It’s difficult to say anything about this one and it’s so unfair on all the other films I’ve sweated over this year. It should really never have been included in the list as how can you compare this with any other horror film that’s ever been made. Stanley Kubrick is the finest director that ever graced film and could work within any chosen genre, sandal, space or horror. He was a story teller but knew the industry inside out and it shows. The Shining is a perfect film from start to finish. Superb set sequences using every technique in the book and what a stunning cast. The whole thing is the mastermind of Kubrick who shows just how to make a horror film.
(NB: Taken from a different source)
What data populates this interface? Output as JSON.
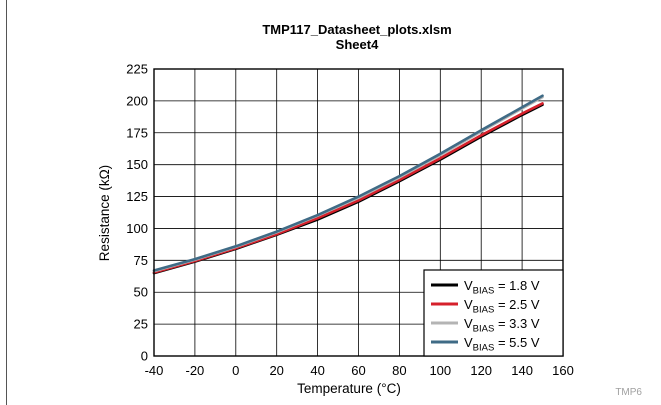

Adapted from Stephen King’s original novel, Kubrick takes the tale and recreates with his own medium.
Let’s break the plot down a little. Jack (Nicholson) gets a job as a caretaker for a huge hotel whilst it’s closed during the winter months. Taking his wife (Shelly Duvall) and young son Danny (Danny Lloyd) with him, they are isolated for 5 months during snow storms and frost, but the weather outside is the least of their problems as they soon discover the hotel holds some dark secrets and isolation can do some very strange things to the mind.
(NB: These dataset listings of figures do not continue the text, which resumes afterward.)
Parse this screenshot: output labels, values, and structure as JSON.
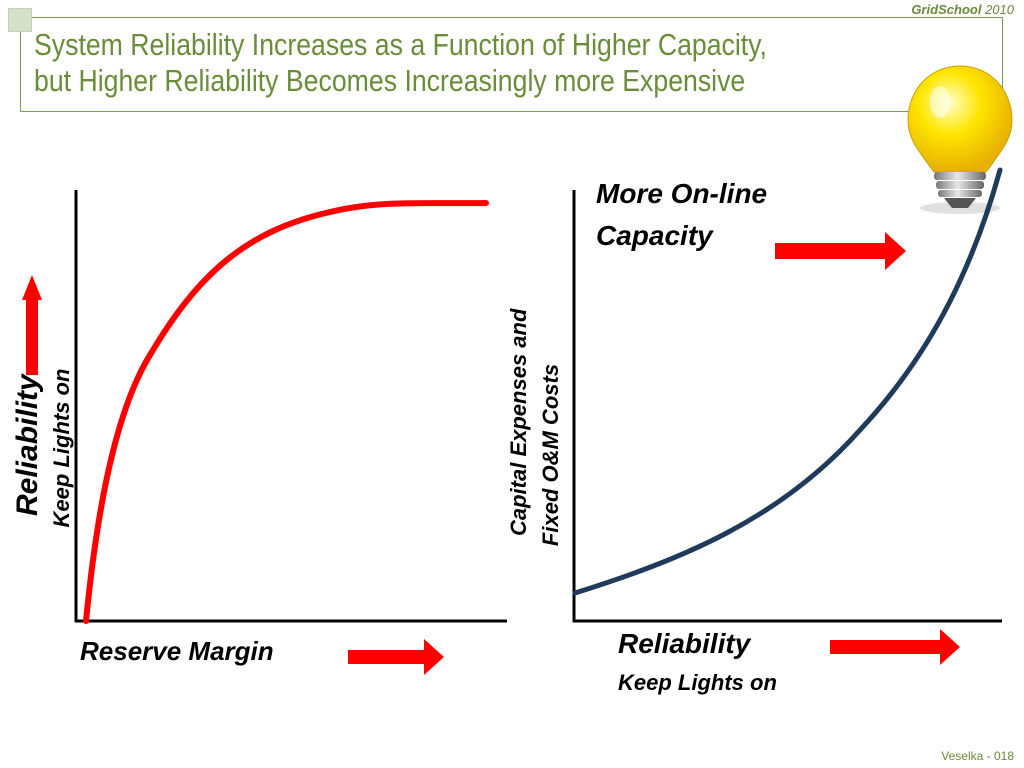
{
  "header": {
    "brand_bold": "GridSchool",
    "brand_year": "2010",
    "title_line1": "System Reliability Increases as a Function of Higher Capacity,",
    "title_line2": "but Higher Reliability Becomes Increasingly more Expensive"
  },
  "left_chart": {
    "y_label_main": "Reliability",
    "y_label_sub": "Keep Lights on",
    "x_label": "Reserve Margin",
    "curve_color": "#ff0000"
  },
  "right_chart": {
    "y_label_line1": "Capital Expenses and",
    "y_label_line2": "Fixed O&M Costs",
    "x_label_main": "Reliability",
    "x_label_sub": "Keep Lights on",
    "annotation_line1": "More On-line",
    "annotation_line2": "Capacity",
    "curve_color": "#1f3a5a"
  },
  "colors": {
    "accent_green": "#6a8d3a",
    "arrow_red": "#ff0000"
  },
  "icons": [
    "light-bulb-icon",
    "arrow-up-icon",
    "arrow-right-icon"
  ],
  "footer": {
    "slide_ref": "Veselka  - 018"
  }
}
This is the basics. As a viewer, it’s easy to look far deeper as the plot is outstanding with connotations, sub plots, diversions and imagery all over the place. Danny is possessed with an invisible friend who seems to offer a form of protection and vision of the past and future whilst Jack tacks a conflicting possession, one which is tied with the house which hints at a reoccurrence of personalities over the years, bringing them back and pushing them to extremes. But the marriage is far from healthy to start with and conflict is evident from the very first scenes.
The film is flawless in look and feel and great to experience. It’s an example of a merging of perfect novel with a master of the cinema creating a truly haunting film. Performances from Nicholson, Duvall and Lloyd are about as good as it gets. For me, the highlight is the scene between Danny and Dick the cook; a magical moment which pushes the difficulty of how to express danger to a child who you know could be in danger but you also know that he’s gonna be facing this on his own for the next 5 months. You don’t exactly want to scare the poor kid. The other highlight is between Jack and Delbert in the men’s room, a stunning scene which shows an intriguing reversal of roles with Delbert playing the humble waiter and Jack, the cocky punter, soon reverse with Delbert taking the upper hand and voice of the house, Jack the humble servant. Stunning acting.
I could talk for hours about this one. Perfection.